Дагни постояла, держа в руке пояс халата, который завязывала; потом, когда эта весть полностью дошла до нее, дернула за концы пояса, словно перерезая тело надвое по талии, и рассмеялась. Это был торжествующий смех.
Джеймс в недоумении уставился на нее.
— Что с тобой? — выдохнул он. — Не поняла?
— Входи, Джим, — сказала она, с презрением повернулась и пошла в гостиную. — Поняла, не беспокойся.

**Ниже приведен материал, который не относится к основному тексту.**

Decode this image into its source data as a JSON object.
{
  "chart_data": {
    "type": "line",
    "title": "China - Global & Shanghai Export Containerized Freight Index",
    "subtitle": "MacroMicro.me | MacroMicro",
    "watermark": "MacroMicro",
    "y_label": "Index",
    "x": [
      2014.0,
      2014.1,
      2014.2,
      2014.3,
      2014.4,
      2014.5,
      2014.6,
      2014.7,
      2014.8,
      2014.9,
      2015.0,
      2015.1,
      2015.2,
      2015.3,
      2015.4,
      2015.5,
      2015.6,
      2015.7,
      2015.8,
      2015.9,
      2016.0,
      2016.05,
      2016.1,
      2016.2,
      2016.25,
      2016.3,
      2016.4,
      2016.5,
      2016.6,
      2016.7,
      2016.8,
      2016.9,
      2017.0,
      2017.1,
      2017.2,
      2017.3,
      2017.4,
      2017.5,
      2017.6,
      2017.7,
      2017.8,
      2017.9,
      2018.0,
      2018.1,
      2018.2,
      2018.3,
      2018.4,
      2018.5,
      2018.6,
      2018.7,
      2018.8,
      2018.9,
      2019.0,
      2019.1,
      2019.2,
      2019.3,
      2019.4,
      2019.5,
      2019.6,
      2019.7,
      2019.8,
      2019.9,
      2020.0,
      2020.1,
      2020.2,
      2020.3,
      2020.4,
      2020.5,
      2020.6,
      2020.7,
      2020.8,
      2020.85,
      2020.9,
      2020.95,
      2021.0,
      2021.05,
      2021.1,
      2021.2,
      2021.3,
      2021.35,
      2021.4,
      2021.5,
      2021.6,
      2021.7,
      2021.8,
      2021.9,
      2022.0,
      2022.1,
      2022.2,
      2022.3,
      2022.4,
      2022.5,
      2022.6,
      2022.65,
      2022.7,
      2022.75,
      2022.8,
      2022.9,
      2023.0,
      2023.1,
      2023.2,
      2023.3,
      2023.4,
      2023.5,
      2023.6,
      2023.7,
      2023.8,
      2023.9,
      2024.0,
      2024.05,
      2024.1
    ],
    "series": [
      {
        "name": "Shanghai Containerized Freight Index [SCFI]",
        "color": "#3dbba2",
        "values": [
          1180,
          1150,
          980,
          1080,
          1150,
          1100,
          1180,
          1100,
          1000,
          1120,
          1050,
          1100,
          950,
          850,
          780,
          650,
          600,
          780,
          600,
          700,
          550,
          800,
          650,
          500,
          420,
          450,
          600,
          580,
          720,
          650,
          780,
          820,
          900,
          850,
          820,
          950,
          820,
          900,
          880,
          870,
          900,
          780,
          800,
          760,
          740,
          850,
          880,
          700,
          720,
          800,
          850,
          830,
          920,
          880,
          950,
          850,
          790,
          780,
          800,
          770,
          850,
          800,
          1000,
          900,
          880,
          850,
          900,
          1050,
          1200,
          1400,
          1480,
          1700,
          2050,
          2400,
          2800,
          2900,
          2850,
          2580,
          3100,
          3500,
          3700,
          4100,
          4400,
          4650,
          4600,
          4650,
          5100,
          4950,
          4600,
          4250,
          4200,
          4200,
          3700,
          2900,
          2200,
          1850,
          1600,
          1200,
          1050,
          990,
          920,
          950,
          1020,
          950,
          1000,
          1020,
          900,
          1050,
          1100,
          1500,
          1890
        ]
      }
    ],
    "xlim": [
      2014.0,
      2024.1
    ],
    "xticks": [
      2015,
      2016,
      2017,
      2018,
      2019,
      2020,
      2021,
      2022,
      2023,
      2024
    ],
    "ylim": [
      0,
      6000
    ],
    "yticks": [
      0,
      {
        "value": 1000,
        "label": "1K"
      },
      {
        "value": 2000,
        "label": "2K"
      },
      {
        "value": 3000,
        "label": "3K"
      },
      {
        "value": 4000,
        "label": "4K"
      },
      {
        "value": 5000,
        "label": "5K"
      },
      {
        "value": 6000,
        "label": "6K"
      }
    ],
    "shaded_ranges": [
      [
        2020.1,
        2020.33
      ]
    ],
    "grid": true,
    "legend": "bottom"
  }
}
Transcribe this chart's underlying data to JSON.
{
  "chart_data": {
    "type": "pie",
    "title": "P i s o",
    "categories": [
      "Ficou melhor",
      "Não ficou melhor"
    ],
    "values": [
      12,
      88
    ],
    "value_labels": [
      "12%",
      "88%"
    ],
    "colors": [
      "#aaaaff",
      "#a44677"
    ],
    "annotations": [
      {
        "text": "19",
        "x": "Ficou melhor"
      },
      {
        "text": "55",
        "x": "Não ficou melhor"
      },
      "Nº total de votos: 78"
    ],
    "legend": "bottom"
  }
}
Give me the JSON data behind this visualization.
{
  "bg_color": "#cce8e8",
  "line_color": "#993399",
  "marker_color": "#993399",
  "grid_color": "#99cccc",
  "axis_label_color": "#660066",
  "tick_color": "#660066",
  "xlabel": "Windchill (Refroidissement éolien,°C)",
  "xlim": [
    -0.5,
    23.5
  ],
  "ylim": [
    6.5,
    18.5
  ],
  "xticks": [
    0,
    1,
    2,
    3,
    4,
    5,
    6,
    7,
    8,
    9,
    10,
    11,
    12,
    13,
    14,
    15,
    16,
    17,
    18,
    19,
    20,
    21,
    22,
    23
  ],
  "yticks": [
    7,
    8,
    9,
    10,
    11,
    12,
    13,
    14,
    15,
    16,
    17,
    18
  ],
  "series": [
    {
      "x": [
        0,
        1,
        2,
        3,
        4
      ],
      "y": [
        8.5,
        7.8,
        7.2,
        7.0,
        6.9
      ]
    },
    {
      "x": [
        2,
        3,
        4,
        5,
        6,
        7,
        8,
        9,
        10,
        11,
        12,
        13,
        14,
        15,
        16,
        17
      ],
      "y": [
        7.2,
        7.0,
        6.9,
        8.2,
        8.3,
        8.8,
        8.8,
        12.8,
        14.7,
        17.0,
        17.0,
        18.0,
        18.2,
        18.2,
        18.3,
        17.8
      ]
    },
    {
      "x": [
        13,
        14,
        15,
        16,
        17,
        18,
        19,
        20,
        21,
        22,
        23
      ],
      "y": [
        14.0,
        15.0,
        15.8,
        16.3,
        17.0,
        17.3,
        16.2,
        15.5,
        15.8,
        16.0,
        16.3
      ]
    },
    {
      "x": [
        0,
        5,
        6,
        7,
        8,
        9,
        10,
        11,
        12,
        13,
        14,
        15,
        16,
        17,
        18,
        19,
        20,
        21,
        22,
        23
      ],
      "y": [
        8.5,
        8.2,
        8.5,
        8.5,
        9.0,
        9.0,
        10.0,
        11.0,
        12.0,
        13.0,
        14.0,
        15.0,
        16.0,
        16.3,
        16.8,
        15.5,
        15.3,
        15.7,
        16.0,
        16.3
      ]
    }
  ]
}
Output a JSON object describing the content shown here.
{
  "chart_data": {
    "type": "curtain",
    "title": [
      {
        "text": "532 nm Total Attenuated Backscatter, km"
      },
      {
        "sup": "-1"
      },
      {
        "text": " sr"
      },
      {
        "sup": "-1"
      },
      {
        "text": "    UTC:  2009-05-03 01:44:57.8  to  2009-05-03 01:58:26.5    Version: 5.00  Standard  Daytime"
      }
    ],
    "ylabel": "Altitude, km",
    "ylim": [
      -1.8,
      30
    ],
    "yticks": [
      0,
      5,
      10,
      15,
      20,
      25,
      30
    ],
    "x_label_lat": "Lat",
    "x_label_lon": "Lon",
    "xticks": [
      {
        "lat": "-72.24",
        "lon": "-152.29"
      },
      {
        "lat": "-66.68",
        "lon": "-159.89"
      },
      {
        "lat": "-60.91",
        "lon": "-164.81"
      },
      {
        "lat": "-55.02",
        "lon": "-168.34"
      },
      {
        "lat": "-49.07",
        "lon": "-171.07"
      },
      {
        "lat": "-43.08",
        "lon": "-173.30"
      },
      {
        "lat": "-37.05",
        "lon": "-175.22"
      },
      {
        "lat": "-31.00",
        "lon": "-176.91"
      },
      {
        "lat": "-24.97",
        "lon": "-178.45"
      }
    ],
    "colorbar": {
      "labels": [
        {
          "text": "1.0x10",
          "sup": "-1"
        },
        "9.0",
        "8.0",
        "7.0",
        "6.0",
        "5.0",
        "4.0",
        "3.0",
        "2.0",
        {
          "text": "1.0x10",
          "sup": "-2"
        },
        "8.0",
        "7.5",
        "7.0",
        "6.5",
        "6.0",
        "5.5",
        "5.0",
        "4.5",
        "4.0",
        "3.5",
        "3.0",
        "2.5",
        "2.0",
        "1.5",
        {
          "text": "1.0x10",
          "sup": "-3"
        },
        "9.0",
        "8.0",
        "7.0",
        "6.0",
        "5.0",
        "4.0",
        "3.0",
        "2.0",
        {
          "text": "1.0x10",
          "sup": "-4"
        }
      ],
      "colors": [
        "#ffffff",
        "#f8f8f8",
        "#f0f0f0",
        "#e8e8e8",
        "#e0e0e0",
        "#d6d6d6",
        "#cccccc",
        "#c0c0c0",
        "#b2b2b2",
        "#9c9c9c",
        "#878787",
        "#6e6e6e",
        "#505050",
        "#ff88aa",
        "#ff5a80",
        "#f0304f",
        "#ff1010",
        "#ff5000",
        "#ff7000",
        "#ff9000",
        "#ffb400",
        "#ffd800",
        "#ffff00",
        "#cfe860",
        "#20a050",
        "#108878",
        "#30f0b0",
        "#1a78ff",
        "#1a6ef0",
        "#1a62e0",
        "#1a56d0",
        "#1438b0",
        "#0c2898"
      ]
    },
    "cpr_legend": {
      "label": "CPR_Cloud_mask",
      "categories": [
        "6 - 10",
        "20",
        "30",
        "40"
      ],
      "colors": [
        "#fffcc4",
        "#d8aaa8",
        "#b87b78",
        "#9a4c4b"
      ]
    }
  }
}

— Исчез! Скрылся! Как и все остальные! Бросил завод, банковские счета, всю собственность — все! Взял кое-какую одежду и то, что лежало в сейфе в квартире, — в спальне у него нашли сейф, открытый и пустой! И все! Ни слова, ни записки, ни объяснения! Мне позвонили из Вашингтона, но это уже известно всему городу! Они не смогли утаить его исчезновения! Пытались, но… Никто не знает, как эта весть распространилась, но по заводу разошлось, словно металл, прорвавшийся из домны, что он исчез, а потом… прежде чем кто-то успел остановить это, исчезли все: директор, главный металлург, главный инженер, секретарша, даже больничный врач! И бог весть сколько еще! Дезертировали, мерзавцы! Дезертировали, несмотря на все наказания, которые мы ввели. Он ушел, и остальные тоже уходят — завод стоит в бездействии! Понимаешь, что это означает?